We learned last weekend of the passing of Every Frame a Painting, a series of video essays on film form. It is survived by 1.35 million YouTube subscribers.
Making art is hard, of course, but making sense of art may be even harder. Most of us experience art as a feeling—a sensation we notice stirring in our hearts, or even more viscerally in our guts. It takes an appreciation and curiosity for the craft, though, to begin to understand why art makes us feel.
And that’s what Taylor Ramos and Tony Zhou were able to do with their videos: combine an obvious passion for the art form and an impressive knowledge of its history with a confident and accessible teaching style. Ramos and Zhou weren’t just making fawning fan videos; they were educating viewers, imparting their substantial knowledge about film techniques and theory, and inviting lay-people to take part in a conversation about film that dug well below the surface of criticism.
Take their video on Jackie Chan. It’s easy for a viewer of Chan’s films to come to the conclusion that he is a master of action comedy. But this essay goes into intricate detail about why he’s so skilled at what he does. They talk about how he establishes disadvantages in his action scenarios to build drama and make opportunities for interesting weapons and comedy, about his obsessive desire to get stunts exactly right, and about how the direction and editing are specifically set up to provide clarity for the action and explain to viewers the stakes of each encounter. They compare Chan’s exceptional work in Chinese features with less effective examples from other films in the genre. And they give credit to the actor’s skill, fearlessness, and inherent charisma.
After watching, it then becomes impossible to watch a movie with Jackie Chan without noticing bits and pieces of what they pointed to in their video. That’s education-leading-to-literacy in its most pure form.
The levels of commitment needed to put together a video series like Every Frame a Painting cannot be understated. A love for film, which the creators clearly were overflowing with, was the most basic requirement to begin. But Ramos and Zhou also needed a keen understanding of the technical side of the medium, which one would assume took years and years of formal and informal scholarship. They needed to storyboard each video, spend time researching (mostly offline), writing the script, and finding clips, and then finally assembling it all (as Zhou writes in the post-mortem blog post, taking about eight hours of editing for every one minute of video). But none of that work would matter without also translating the jargon-y concepts of film theory into lessons that audiences could understand, regardless of their own knowledge of the form.

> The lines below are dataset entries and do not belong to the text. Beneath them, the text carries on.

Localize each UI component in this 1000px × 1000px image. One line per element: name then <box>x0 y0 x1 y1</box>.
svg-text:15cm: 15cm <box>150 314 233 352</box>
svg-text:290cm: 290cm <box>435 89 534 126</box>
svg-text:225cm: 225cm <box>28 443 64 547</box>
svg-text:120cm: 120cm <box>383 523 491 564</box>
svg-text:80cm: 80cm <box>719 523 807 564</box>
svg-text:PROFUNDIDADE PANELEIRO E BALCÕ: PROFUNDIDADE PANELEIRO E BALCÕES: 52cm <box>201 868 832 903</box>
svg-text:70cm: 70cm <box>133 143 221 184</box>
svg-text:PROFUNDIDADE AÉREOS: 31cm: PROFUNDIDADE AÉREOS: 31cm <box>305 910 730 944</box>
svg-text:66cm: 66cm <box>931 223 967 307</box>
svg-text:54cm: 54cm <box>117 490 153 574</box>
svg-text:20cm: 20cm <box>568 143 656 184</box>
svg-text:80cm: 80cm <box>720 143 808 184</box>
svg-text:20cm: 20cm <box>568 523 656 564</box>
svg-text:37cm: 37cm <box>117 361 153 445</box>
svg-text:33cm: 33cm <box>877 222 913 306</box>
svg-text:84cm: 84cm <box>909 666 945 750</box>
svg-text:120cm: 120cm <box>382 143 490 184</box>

In the end, each video stood as a piece of art in and of itself. Their series helped deepen viewers’ respect for film, but even more impressively, it made an indelible contribution to the artistic medium. The work of Ramos and Zhou became the gold standard for video essays, and their decision to end the series is indeed a blow to the film world, which has been made richer through their efforts. We should all look forward to whatever they choose to do next, but until then, we mourn the tragic loss of Every Frame a Painting.